Introduction: According to the Diagnostic And Statistical Manual Of Mental Disorders–5 (DSM-5), attention-deficit/hyperactivity disorder (ADHD) is “a persistent pattern of inattention and/or hyperactivity-impulsivity interfering in functioning or development, as characterized by inattention and/or hyperactivity and impulsivity” [1], globally affecting 5%–7.2% of youth and 2.5%–6.7% of adults [2]. The treatment mostly focus on symptoms. Methylphenidate (MPH) and amphetamine (AMPH), are well-known psychostimulants for their ability to promote monoamine levels increase [3] used in ADHD [4]. Herein, we evaluated AMPH and MPH potential to promote neurite outgrowth and synaptogenesis in undifferentiated SH-SY5Y neuronal cells.

Material and Methods: Unifferentiated SH-SY5Y neuronal human cells were exposed to clinically relevant concentrations of either MPH or AMPH (0.001, 0.01, 0.1, 1, and 10μM) for 96 hours to evaluate their cytotoxicity through MTT reduction assay. Thereafter, neurite outgrowth and synaptogenesis, were evaluated through Western blotting, using the higher cellular density (25000 cm²) and microphotographs analysis to count neurites using NeuronJ software at the lower cellular density (6250 cells/cm²). To validate the experimental protocol, we evaluated the neurite outgrowth of SH-SY5Y after 96 hours of exposure to b-NGF (25 or 50 ng/mL) as a positive control. Statistical analysis was conducted using GraphPad Prism. When the distribution was normal, a parametric analysis of variance (ANOVA) was performed, followed by Tukey's post-hoc test. When data did not follow a normal distribution, statistical analysis was performed using the Kruskal–Wallis test, followed by Dunn's post-hoc test when a significant p was reached. Results were considered significantly different when p < 0.05.

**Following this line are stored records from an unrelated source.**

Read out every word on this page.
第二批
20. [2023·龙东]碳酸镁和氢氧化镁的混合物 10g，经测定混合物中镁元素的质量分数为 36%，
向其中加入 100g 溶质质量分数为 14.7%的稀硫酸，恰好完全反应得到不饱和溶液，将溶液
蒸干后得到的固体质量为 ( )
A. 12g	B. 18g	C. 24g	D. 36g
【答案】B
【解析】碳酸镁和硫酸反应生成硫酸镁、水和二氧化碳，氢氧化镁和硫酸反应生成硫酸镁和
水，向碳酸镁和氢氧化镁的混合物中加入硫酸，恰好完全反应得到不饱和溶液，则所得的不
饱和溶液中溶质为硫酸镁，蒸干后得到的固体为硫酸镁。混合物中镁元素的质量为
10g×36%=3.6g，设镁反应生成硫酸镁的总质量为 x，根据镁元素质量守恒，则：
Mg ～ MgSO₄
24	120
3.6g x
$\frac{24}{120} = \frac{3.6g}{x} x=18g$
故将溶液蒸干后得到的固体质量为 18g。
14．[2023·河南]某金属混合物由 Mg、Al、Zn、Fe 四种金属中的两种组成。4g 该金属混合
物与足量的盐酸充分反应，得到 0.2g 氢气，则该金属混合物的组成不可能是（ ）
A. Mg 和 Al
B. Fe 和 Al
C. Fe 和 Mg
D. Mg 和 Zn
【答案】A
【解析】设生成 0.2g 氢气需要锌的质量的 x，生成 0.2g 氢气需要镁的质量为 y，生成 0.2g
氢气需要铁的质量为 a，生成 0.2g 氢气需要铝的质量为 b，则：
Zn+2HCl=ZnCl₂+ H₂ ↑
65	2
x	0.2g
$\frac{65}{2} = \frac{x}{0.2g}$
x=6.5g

Results: Cytotoxic evaluation revealed that AMPH 0.1 μM induced cytotoxicity at the lower cellular density, while the lower concentration worked as cytotoxic thought the MTT assay at the higher cellular density after 96 hours of exposure. Importantly, both concentrations of b-NGF reduced cytotoxicity at both cellular densities, as expected. The expression of neuronal proteins synaptophysin, PSD95 and GAP43 were not affected by the drugs, as well as by the positive control b-NGF. Finally, no changes in neurite outgrowth was evoked by AMPH or MPH or even b-NGF (50 ng/mL).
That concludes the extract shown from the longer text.